Class action lawsuit claims gender-based hostile work environment

California nurses allege inmates on suicide watch sexually harassed them

In a recent case, two nurses claimed that, while assigned to one-on-one suicide monitoring duties, prison inmates in the California Department of Corrections and Rehabilitation (CDCR)’s California Institution for Men subjected them to sexual harassment.

CDCR – the defendant in the case of Bitner et al. v. California Department of Corrections and Rehabilitation – employed the two plaintiffs in the case as licensed vocational nurses. The nurses filed a class action lawsuit against CDCR.

The nurses alleged that CDCR had a gender-based hostile work environment, which violated section 12940(j) of California’s Fair Employment and Housing Act (FEHA), and failed to prevent harassment, which breached section 12940(k) of the FEHA.

CDCR filed a motion for summary judgment. It raised statutory immunity under section 844.6 of California’s Government Code as an affirmative defense. Under section 844.6, a public entity was generally not liable for an injury that a prisoner proximately caused. This rule was subject to specific, enumerated exceptions.

The trial court granted summary judgment in CDCR’s favor. It agreed that CDCR was entitled to statutory immunity under section 844.6.

The nurses filed an appeal.
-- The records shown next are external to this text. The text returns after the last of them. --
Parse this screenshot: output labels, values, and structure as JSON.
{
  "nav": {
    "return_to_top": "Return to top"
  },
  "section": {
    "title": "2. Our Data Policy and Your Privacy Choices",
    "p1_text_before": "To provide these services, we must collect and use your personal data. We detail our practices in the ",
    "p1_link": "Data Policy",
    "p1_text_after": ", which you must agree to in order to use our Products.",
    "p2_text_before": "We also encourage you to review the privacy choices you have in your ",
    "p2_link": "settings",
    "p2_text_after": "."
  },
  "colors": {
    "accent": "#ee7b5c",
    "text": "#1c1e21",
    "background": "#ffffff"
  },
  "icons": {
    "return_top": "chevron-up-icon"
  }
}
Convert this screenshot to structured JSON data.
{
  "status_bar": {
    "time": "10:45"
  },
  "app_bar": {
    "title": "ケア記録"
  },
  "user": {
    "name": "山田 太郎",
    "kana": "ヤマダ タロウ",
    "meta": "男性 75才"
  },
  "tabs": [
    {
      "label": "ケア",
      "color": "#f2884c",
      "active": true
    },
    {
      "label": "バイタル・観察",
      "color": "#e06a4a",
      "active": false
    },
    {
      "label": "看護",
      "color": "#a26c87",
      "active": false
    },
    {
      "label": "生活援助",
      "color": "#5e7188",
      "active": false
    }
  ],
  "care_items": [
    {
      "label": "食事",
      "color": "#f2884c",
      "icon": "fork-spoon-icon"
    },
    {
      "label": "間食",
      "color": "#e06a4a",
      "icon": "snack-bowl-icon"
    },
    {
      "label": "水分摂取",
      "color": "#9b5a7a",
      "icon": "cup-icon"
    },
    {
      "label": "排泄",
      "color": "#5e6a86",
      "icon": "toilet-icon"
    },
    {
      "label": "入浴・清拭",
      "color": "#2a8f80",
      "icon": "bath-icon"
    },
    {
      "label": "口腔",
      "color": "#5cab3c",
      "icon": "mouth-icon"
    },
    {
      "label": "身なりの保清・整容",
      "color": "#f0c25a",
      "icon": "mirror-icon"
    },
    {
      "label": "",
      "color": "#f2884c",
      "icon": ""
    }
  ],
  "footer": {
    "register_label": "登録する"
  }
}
They made the following arguments:

  • The appellate court should interpret section 844.6 as excluding FEHA claims from the statutory immunity under section 844.6
  • Even if FEHA claims were not excluded, the evidence was insufficient to trigger the application of section 844.6

Nurses’ appeal fails

The California Court of Appeal for the Fourth District, Second Division affirmed the trial court’s summary judgment. The appellate court ruled that section 844.6 had no ambiguity and plainly did not include FEHA claims among the exceptions to the rule.

As an argument, the nurses invoked section 815.6 of the Government Code, which imposed direct liability on those violating a duty required by statute. The appellate court rejected this argument. It found that section 815.6 did not create any ambiguity or any exception to section 844.6.

Next, the nurses argued that the evidence failed to establish that inmates proximately caused the alleged injuries. Again, the appellate court disagreed.

The nurses forfeited this argument when they failed to raise it before the trial court and failed to discuss it under a separate heading in the opening brief, the appellate court said. The nurses also failed to meet their burden to show a triable issue of material fact to oppose the CDCR’s affirmative defense of statutory immunity, the court added.